Fractional semilinear optimal control: optimality conditions, convergence, and error analysis

TL;DR

This paper investigates an optimal control problem involving a fractional semilinear elliptic PDE, establishing well-posedness, deriving optimality conditions, and analyzing convergence and error estimates for finite element discretizations.

Contribution

It introduces a comprehensive analysis of fractional semilinear PDE control problems, including existence, optimality conditions, and convergence of discretization schemes.

Findings

Existence of optimal solutions established

First and second order optimality conditions derived

Convergence and error estimates for finite element discretizations provided

Abstract

We adopt the integral definition of the fractional Laplace operator and analyze an optimal control problem for a fractional semilinear elliptic partial differential equation (PDE); control constraints are also considered.
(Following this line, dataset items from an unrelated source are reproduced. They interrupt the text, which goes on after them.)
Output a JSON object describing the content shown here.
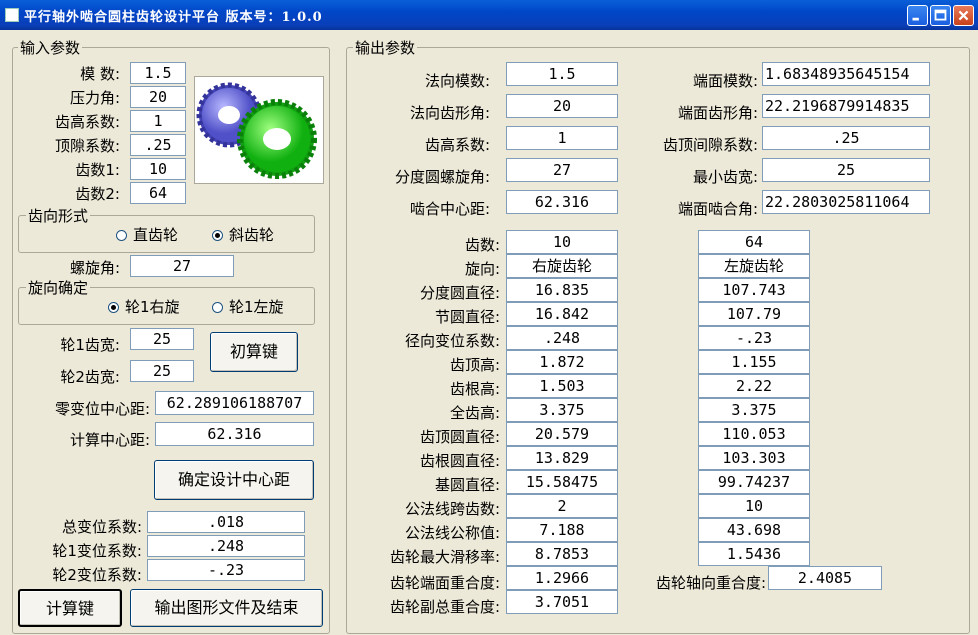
{
  "window": {
    "title": "平行轴外啮合圆柱齿轮设计平台 版本号：1.0.0"
  },
  "input": {
    "legend": "输入参数",
    "module_label": "模  数:",
    "module_value": "1.5",
    "pressure_label": "压力角:",
    "pressure_value": "20",
    "addendum_label": "齿高系数:",
    "addendum_value": "1",
    "clearance_label": "顶隙系数:",
    "clearance_value": ".25",
    "z1_label": "齿数1:",
    "z1_value": "10",
    "z2_label": "齿数2:",
    "z2_value": "64",
    "tooth_form": {
      "legend": "齿向形式",
      "spur": "直齿轮",
      "helical": "斜齿轮",
      "selected": "helical"
    },
    "helix_label": "螺旋角:",
    "helix_value": "27",
    "hand": {
      "legend": "旋向确定",
      "right": "轮1右旋",
      "left": "轮1左旋",
      "selected": "right"
    },
    "b1_label": "轮1齿宽:",
    "b1_value": "25",
    "b2_label": "轮2齿宽:",
    "b2_value": "25",
    "initcalc_button": "初算键",
    "zero_center_label": "零变位中心距:",
    "zero_center_value": "62.289106188707",
    "calc_center_label": "计算中心距:",
    "calc_center_value": "62.316",
    "confirm_button": "确定设计中心距",
    "total_shift_label": "总变位系数:",
    "total_shift_value": ".018",
    "shift1_label": "轮1变位系数:",
    "shift1_value": ".248",
    "shift2_label": "轮2变位系数:",
    "shift2_value": "-.23",
    "calc_button": "计算键",
    "export_button": "输出图形文件及结束"
  },
  "output": {
    "legend": "输出参数",
    "normal_module_label": "法向模数:",
    "normal_module_value": "1.5",
    "transverse_module_label": "端面模数:",
    "transverse_module_value": "1.68348935645154",
    "normal_angle_label": "法向齿形角:",
    "normal_angle_value": "20",
    "transverse_angle_label": "端面齿形角:",
    "transverse_angle_value": "22.2196879914835",
    "addendum_coef_label": "齿高系数:",
    "addendum_coef_value": "1",
    "clearance_coef_label": "齿顶间隙系数:",
    "clearance_coef_value": ".25",
    "helix_angle_label": "分度圆螺旋角:",
    "helix_angle_value": "27",
    "min_width_label": "最小齿宽:",
    "min_width_value": "25",
    "center_label": "啮合中心距:",
    "center_value": "62.316",
    "transverse_mesh_label": "端面啮合角:",
    "transverse_mesh_value": "22.2803025811064",
    "table": {
      "labels": [
        "齿数:",
        "旋向:",
        "分度圆直径:",
        "节圆直径:",
        "径向变位系数:",
        "齿顶高:",
        "齿根高:",
        "全齿高:",
        "齿顶圆直径:",
        "齿根圆直径:",
        "基圆直径:",
        "公法线跨齿数:",
        "公法线公称值:",
        "齿轮最大滑移率:"
      ],
      "gear1": [
        "10",
        "右旋齿轮",
        "16.835",
        "16.842",
        ".248",
        "1.872",
        "1.503",
        "3.375",
        "20.579",
        "13.829",
        "15.58475",
        "2",
        "7.188",
        "8.7853"
      ],
      "gear2": [
        "64",
        "左旋齿轮",
        "107.743",
        "107.79",
        "-.23",
        "1.155",
        "2.22",
        "3.375",
        "110.053",
        "103.303",
        "99.74237",
        "10",
        "43.698",
        "1.5436"
      ]
    },
    "transverse_contact_label": "齿轮端面重合度:",
    "transverse_contact_value": "1.2966",
    "axial_contact_label": "齿轮轴向重合度:",
    "axial_contact_value": "2.4085",
    "total_contact_label": "齿轮副总重合度:",
    "total_contact_value": "3.7051"
  }
}
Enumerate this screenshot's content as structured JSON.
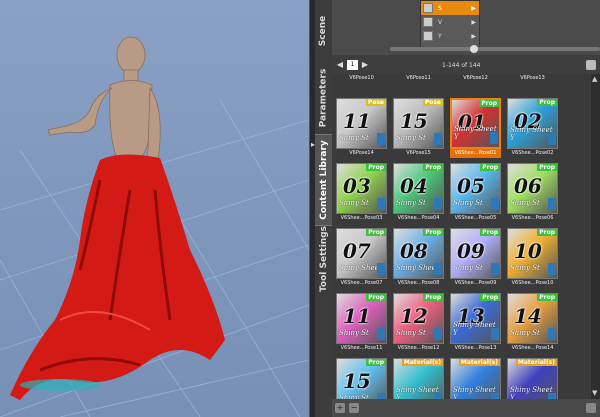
{
  "tabs": {
    "scene": "Scene",
    "parameters": "Parameters",
    "content_library": "Content Library",
    "tool_settings": "Tool Settings"
  },
  "scene_menu": [
    {
      "label": "S",
      "selected": true
    },
    {
      "label": "V",
      "selected": false
    },
    {
      "label": "Y",
      "selected": false
    }
  ],
  "pager": {
    "page": "1",
    "count": "1-144 of 144"
  },
  "top_labels": [
    "V6Pose10",
    "V6Pose11",
    "V6Pose12",
    "V6Pose13"
  ],
  "items": [
    {
      "num": "11",
      "badge": "Pose",
      "label": "V6Pose14",
      "brand": "Shiny St"
    },
    {
      "num": "15",
      "badge": "Pose",
      "label": "V6Pose15",
      "brand": "Shiny St"
    },
    {
      "num": "01",
      "badge": "Prop",
      "label": "V6Shee...Pose01",
      "brand": "Shiny Sheet Y",
      "selected": true
    },
    {
      "num": "02",
      "badge": "Prop",
      "label": "V6Shee...Pose02",
      "brand": "Shiny Sheet Y"
    },
    {
      "num": "03",
      "badge": "Prop",
      "label": "V6Shee...Pose03",
      "brand": "Shiny St"
    },
    {
      "num": "04",
      "badge": "Prop",
      "label": "V6Shee...Pose04",
      "brand": "Shiny St"
    },
    {
      "num": "05",
      "badge": "Prop",
      "label": "V6Shee...Pose05",
      "brand": "Shiny St"
    },
    {
      "num": "06",
      "badge": "Prop",
      "label": "V6Shee...Pose06",
      "brand": "Shiny St"
    },
    {
      "num": "07",
      "badge": "Prop",
      "label": "V6Shee...Pose07",
      "brand": "Shiny Sheet"
    },
    {
      "num": "08",
      "badge": "Prop",
      "label": "V6Shee...Pose08",
      "brand": "Shiny Sheet"
    },
    {
      "num": "09",
      "badge": "Prop",
      "label": "V6Shee...Pose09",
      "brand": "Shiny St"
    },
    {
      "num": "10",
      "badge": "Prop",
      "label": "V6Shee...Pose10",
      "brand": "Shiny St"
    },
    {
      "num": "11",
      "badge": "Prop",
      "label": "V6Shee...Pose11",
      "brand": "Shiny St"
    },
    {
      "num": "12",
      "badge": "Prop",
      "label": "V6Shee...Pose12",
      "brand": "Shiny St"
    },
    {
      "num": "13",
      "badge": "Prop",
      "label": "V6Shee...Pose13",
      "brand": "Shiny Sheet Y"
    },
    {
      "num": "14",
      "badge": "Prop",
      "label": "V6Shee...Pose14",
      "brand": "Shiny St"
    },
    {
      "num": "15",
      "badge": "Prop",
      "label": "",
      "brand": "Shiny St"
    },
    {
      "num": "",
      "badge": "Material(s)",
      "label": "",
      "brand": "Shiny Sheet Y"
    },
    {
      "num": "",
      "badge": "Material(s)",
      "label": "",
      "brand": "Shiny Sheet Y"
    },
    {
      "num": "",
      "badge": "Material(s)",
      "label": "",
      "brand": "Shiny Sheet Y"
    }
  ],
  "colors": {
    "accent": "#e8700a",
    "prop_badge": "#3fbf3f",
    "pose_badge": "#d8c020",
    "material_badge": "#e8a020",
    "dress": "#d41a14"
  },
  "icons": {
    "options": "menu-options-icon",
    "prev": "left-arrow-icon",
    "next": "right-arrow-icon"
  }
}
We establish the well-posedness of fractional semilinear elliptic PDEs and analyze regularity properties and suitable finite element discretizations. Within the setting of our optimal control problem, we derive the existence of optimal solutions as well as first and second order optimality conditions; regularity estimates for the optimal variables are also analyzed. We devise a fully discrete scheme that approximates the control variable with piecewise constant functions; the state and adjoint equations are discretized with continuous piecewise linear finite elements. We analyze convergence properties of discretizations and derive a priori error estimates.